When the unpaid seller has exercised his right of lien on his retaining the possession of the goods or resumes possession of the goods by exercising his right of stoppage in transit upon insolvency of the buyer, he can re-sell the goods under the following circumstances:
1) where the goods are of perishable nature;
2) where the seller gives notice to the buyer of his intention to re-sell the goods (no notice is necessary in case of perishable goods) and the buyer does not pay or tender the price within a reasonable time after the notice;
3) where the seller has expressly reserved his right of re-sale in case the buyer makes default.
The seller can hold the buyer responsible for loss suffered to breach of contract. If on re-sale, the unpaid seller receives any profits, and he given notice to the buyer of re-sale, the unpaid seller is entitled to retain the profits.
However, when the unpaid seller has not given notice to the buyer, then he loses his right to recover damages from the buyer and also has to pay the profits to the buyer arising from the re-sale.
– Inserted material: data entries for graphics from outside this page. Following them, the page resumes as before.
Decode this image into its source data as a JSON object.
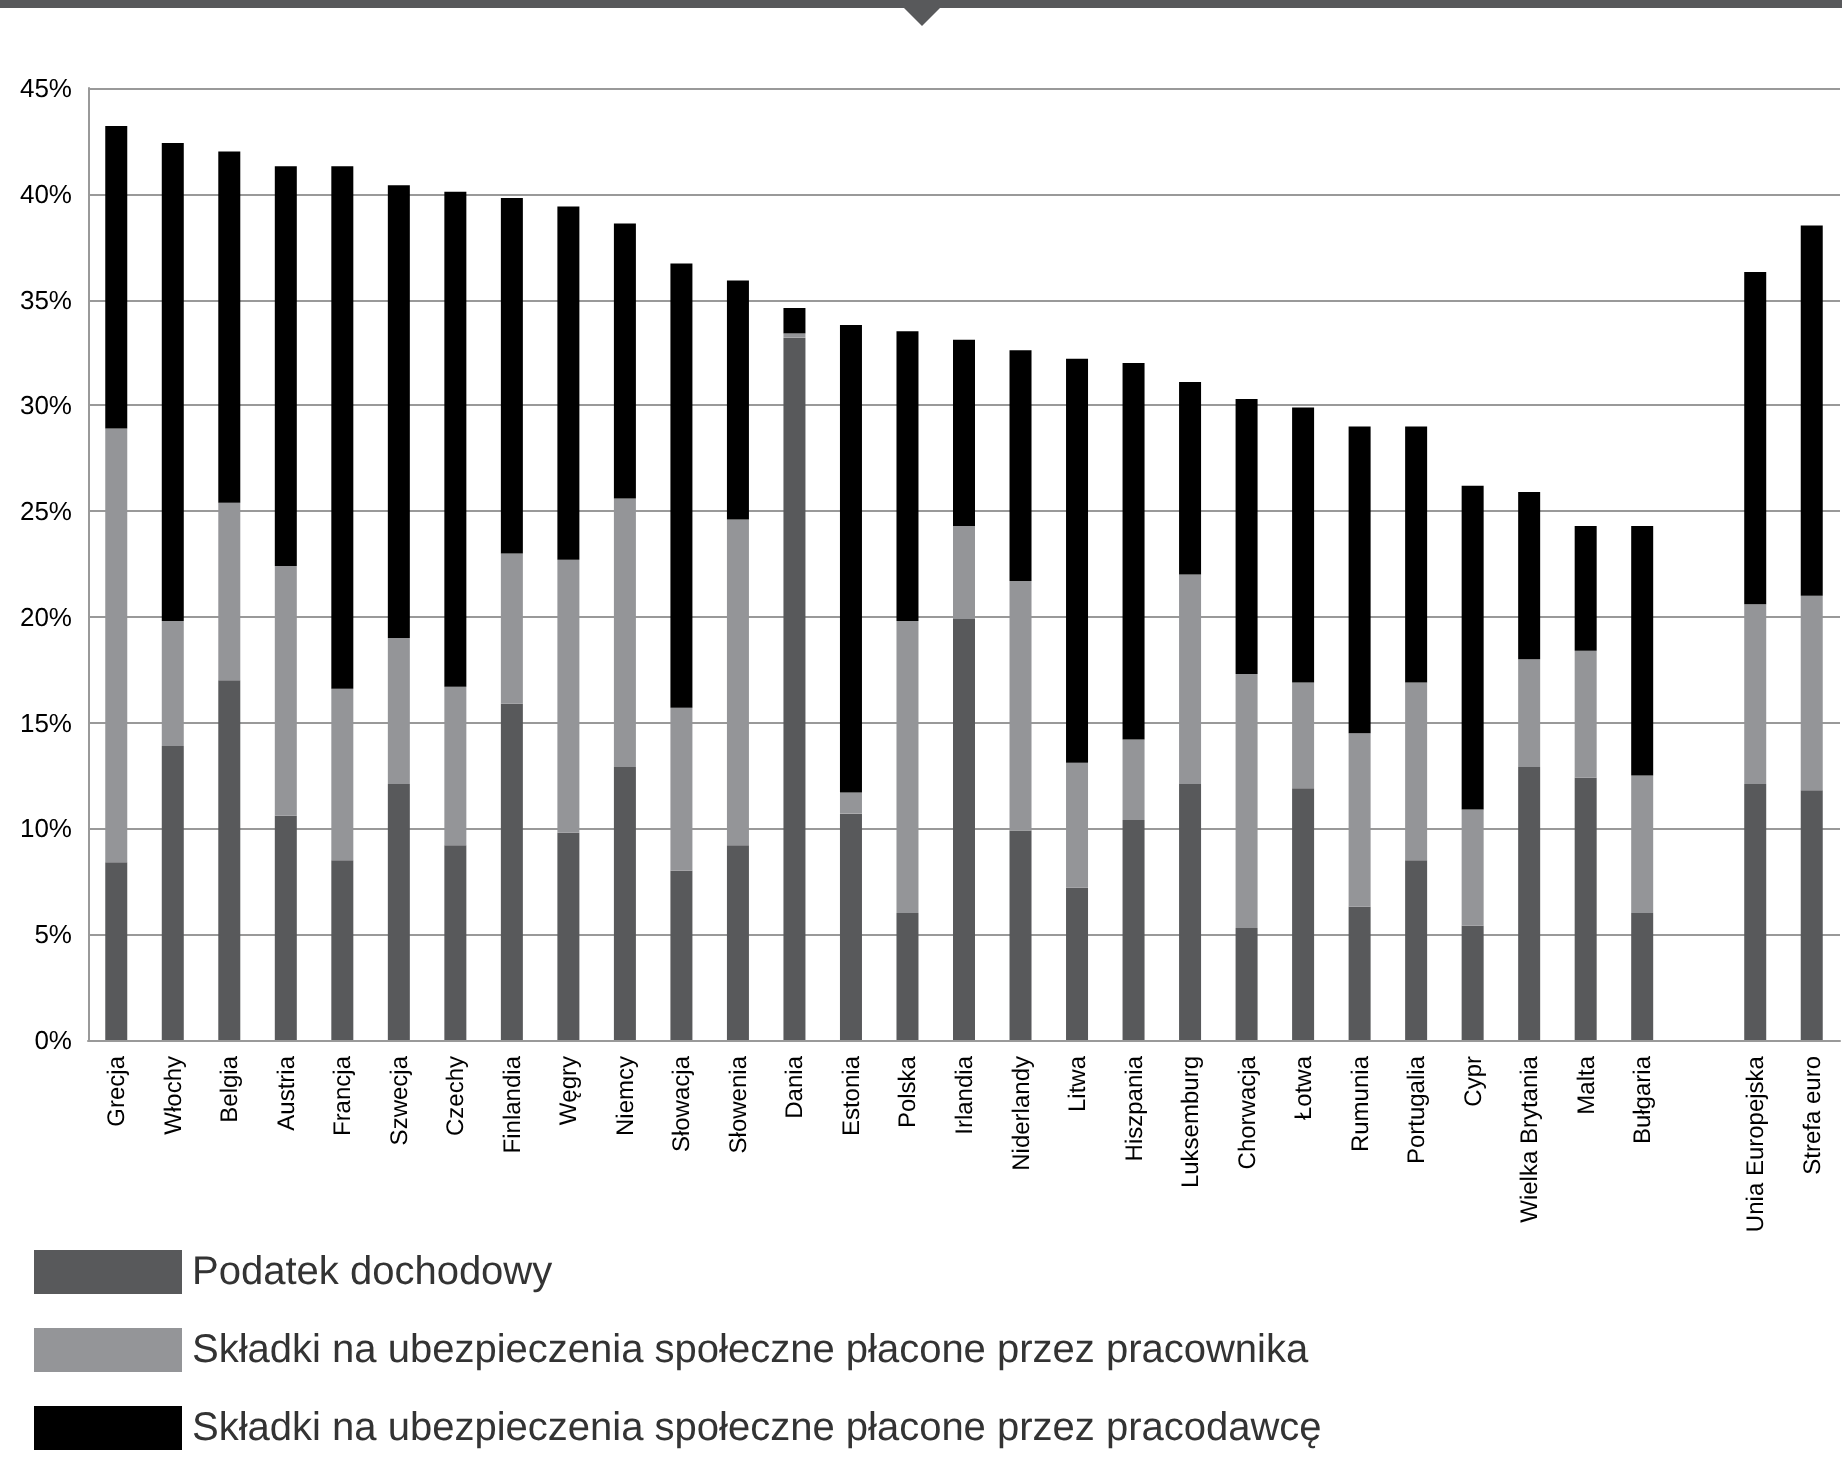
{
  "chart_data": {
    "type": "bar",
    "stacked": true,
    "categories": [
      "Grecja",
      "Włochy",
      "Belgia",
      "Austria",
      "Francja",
      "Szwecja",
      "Czechy",
      "Finlandia",
      "Węgry",
      "Niemcy",
      "Słowacja",
      "Słowenia",
      "Dania",
      "Estonia",
      "Polska",
      "Irlandia",
      "Niderlandy",
      "Litwa",
      "Hiszpania",
      "Luksemburg",
      "Chorwacja",
      "Łotwa",
      "Rumunia",
      "Portugalia",
      "Cypr",
      "Wielka Brytania",
      "Malta",
      "Bułgaria",
      null,
      "Unia Europejska",
      "Strefa euro"
    ],
    "series": [
      {
        "name": "Podatek dochodowy",
        "color": "#58595b",
        "values": [
          8.4,
          13.9,
          17.0,
          10.6,
          8.5,
          12.1,
          9.2,
          15.9,
          9.8,
          12.9,
          8.0,
          9.2,
          33.2,
          10.7,
          6.0,
          19.9,
          9.9,
          7.2,
          10.4,
          12.1,
          5.3,
          11.9,
          6.3,
          8.5,
          5.4,
          12.9,
          12.4,
          6.0,
          null,
          12.1,
          11.8
        ]
      },
      {
        "name": "Składki na ubezpieczenia społeczne płacone przez pracownika",
        "color": "#949598",
        "values": [
          20.5,
          5.9,
          8.4,
          11.8,
          8.1,
          6.9,
          7.5,
          7.1,
          12.9,
          12.7,
          7.7,
          15.4,
          0.2,
          1.0,
          13.8,
          4.4,
          11.8,
          5.9,
          3.8,
          9.9,
          12.0,
          5.0,
          8.2,
          8.4,
          5.5,
          5.1,
          6.0,
          6.5,
          null,
          8.5,
          9.2
        ]
      },
      {
        "name": "Składki na ubezpieczenia społeczne płacone przez pracodawcę",
        "color": "#000000",
        "values": [
          14.3,
          22.6,
          16.6,
          18.9,
          24.7,
          21.4,
          23.4,
          16.8,
          16.7,
          13.0,
          21.0,
          11.3,
          1.2,
          22.1,
          13.7,
          8.8,
          10.9,
          19.1,
          17.8,
          9.1,
          13.0,
          13.0,
          14.5,
          12.1,
          15.3,
          7.9,
          5.9,
          11.8,
          null,
          15.7,
          17.5
        ]
      }
    ],
    "ylim": [
      0,
      45
    ],
    "yticks": [
      {
        "value": 0,
        "label": "0%"
      },
      {
        "value": 5,
        "label": "5%"
      },
      {
        "value": 10,
        "label": "10%"
      },
      {
        "value": 15,
        "label": "15%"
      },
      {
        "value": 20,
        "label": "20%"
      },
      {
        "value": 25,
        "label": "25%"
      },
      {
        "value": 30,
        "label": "30%"
      },
      {
        "value": 35,
        "label": "35%"
      },
      {
        "value": 40,
        "label": "40%"
      },
      {
        "value": 45,
        "label": "45%"
      }
    ],
    "grid": "y",
    "legend": "bottom left"
  }
}
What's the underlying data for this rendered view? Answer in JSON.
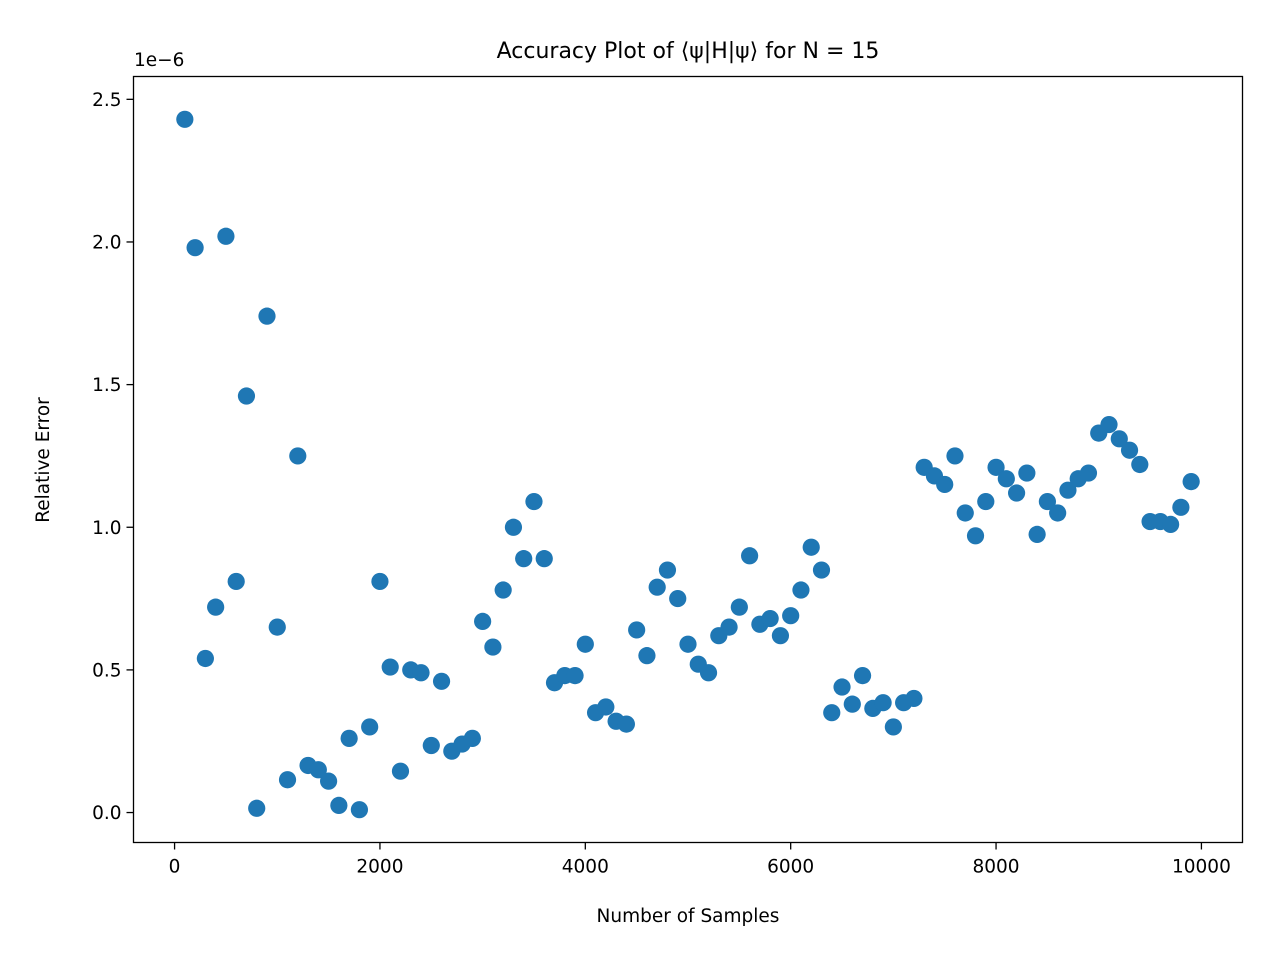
{
  "chart_data": {
    "type": "scatter",
    "title": "Accuracy Plot of ⟨ψ|H|ψ⟩ for N = 15",
    "xlabel": "Number of Samples",
    "ylabel": "Relative Error",
    "y_offset_label": "1e−6",
    "xlim": [
      -400,
      10400
    ],
    "ylim": [
      -0.105,
      2.58
    ],
    "x_ticks": [
      0,
      2000,
      4000,
      6000,
      8000,
      10000
    ],
    "x_tick_labels": [
      "0",
      "2000",
      "4000",
      "6000",
      "8000",
      "10000"
    ],
    "y_ticks": [
      0.0,
      0.5,
      1.0,
      1.5,
      2.0,
      2.5
    ],
    "y_tick_labels": [
      "0.0",
      "0.5",
      "1.0",
      "1.5",
      "2.0",
      "2.5"
    ],
    "grid": false,
    "marker_color": "#1f77b4",
    "x": [
      100,
      200,
      300,
      400,
      500,
      600,
      700,
      800,
      900,
      1000,
      1100,
      1200,
      1300,
      1400,
      1500,
      1600,
      1700,
      1800,
      1900,
      2000,
      2100,
      2200,
      2300,
      2400,
      2500,
      2600,
      2700,
      2800,
      2900,
      3000,
      3100,
      3200,
      3300,
      3400,
      3500,
      3600,
      3700,
      3800,
      3900,
      4000,
      4100,
      4200,
      4300,
      4400,
      4500,
      4600,
      4700,
      4800,
      4900,
      5000,
      5100,
      5200,
      5300,
      5400,
      5500,
      5600,
      5700,
      5800,
      5900,
      6000,
      6100,
      6200,
      6300,
      6400,
      6500,
      6600,
      6700,
      6800,
      6900,
      7000,
      7100,
      7200,
      7300,
      7400,
      7500,
      7600,
      7700,
      7800,
      7900,
      8000,
      8100,
      8200,
      8300,
      8400,
      8500,
      8600,
      8700,
      8800,
      8900,
      9000,
      9100,
      9200,
      9300,
      9400,
      9500,
      9600,
      9700,
      9800,
      9900
    ],
    "y": [
      2.43,
      1.98,
      0.54,
      0.72,
      2.02,
      0.81,
      1.46,
      0.015,
      1.74,
      0.65,
      0.115,
      1.25,
      0.165,
      0.15,
      0.11,
      0.025,
      0.26,
      0.01,
      0.3,
      0.81,
      0.51,
      0.145,
      0.5,
      0.49,
      0.235,
      0.46,
      0.215,
      0.24,
      0.26,
      0.67,
      0.58,
      0.78,
      1.0,
      0.89,
      1.09,
      0.89,
      0.455,
      0.48,
      0.48,
      0.59,
      0.35,
      0.37,
      0.32,
      0.31,
      0.64,
      0.55,
      0.79,
      0.85,
      0.75,
      0.59,
      0.52,
      0.49,
      0.62,
      0.65,
      0.72,
      0.9,
      0.66,
      0.68,
      0.62,
      0.69,
      0.78,
      0.93,
      0.85,
      0.35,
      0.44,
      0.38,
      0.48,
      0.365,
      0.385,
      0.3,
      0.385,
      0.4,
      1.21,
      1.18,
      1.15,
      1.25,
      1.05,
      0.97,
      1.09,
      1.21,
      1.17,
      1.12,
      1.19,
      0.975,
      1.09,
      1.05,
      1.13,
      1.17,
      1.19,
      1.33,
      1.36,
      1.31,
      1.27,
      1.22,
      1.02,
      1.02,
      1.01,
      1.07,
      1.16
    ]
  }
}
If however, in a re-sale, there is loss to the seller, he can claim it from the buyer as damages from the breach of contract. No notice is necessary where the seller has expressly reserved the right of re-sale in case the price is not paid. The purchaser from the unpaid seller gets an absolute and good title to the goods as against the original buyer, even if the seller has failed to give notice to the buyer of his intention of re-sale.
Where the seller expressly reserves a right of re-sale in case the buyer should make default, and, on the buyer, making default, re-sells the goods, the original contract of sale is there by rescinded, but without prejudice to any claim which the seller may have for damages. The goods once again become the property of the seller and the unpaid seller affects a fresh sale as original owner of the goods. The damages which the seller can claim are the difference between the contract price and the Market price at the date of the breach.
When seller resells the goods with prior notice to buyer, profits on resale do not go to the buyer.
Right of with holding delivery:
Where the good has not passed on to the buyer properly, the seller has a right to with hold delivery of the goods.
Reservation of right of disposal:
Under the following instances, the seller reserves the right of disposal over the goods:
1) Where seller imposes certain conditions and until the conditions are fulfilled
2) Where goods are shipped or delivered to a railway administration for carriage by railway and by the bill of lading or railway receipt, as the case may be, and the goods are deliverable to the order of the seller or his agent;
3) Where the seller transmits to the buyer bill of exchange for the price with bill of lading or railways receipt and the buyer fails to honor the bill of exchange and wrongfully retains the bill of lading or the railway receipt. Where goods are sent by value payable parcel, until actual delivery and payment is made the goods remain the property of the sender.
Besides the above rights, the seller has the following rights against the buyer personally:
1) sue the buyer for the price of the goods
2) the seller may sue the buyer for damages for wrongfully neglecting or refusing to accept the goods;
3) Recover interest from the buyer where there is specific agreement to that effect. If there is no specific agreement, the seller may charge interest on the price when it becomes due.
In the absence of a contract to the contrary, the Court may award interest to the seller in a suit by him at such arte as thinks fit on the amount of the price from the date of the tender of the goods or from the date on which the price was payable.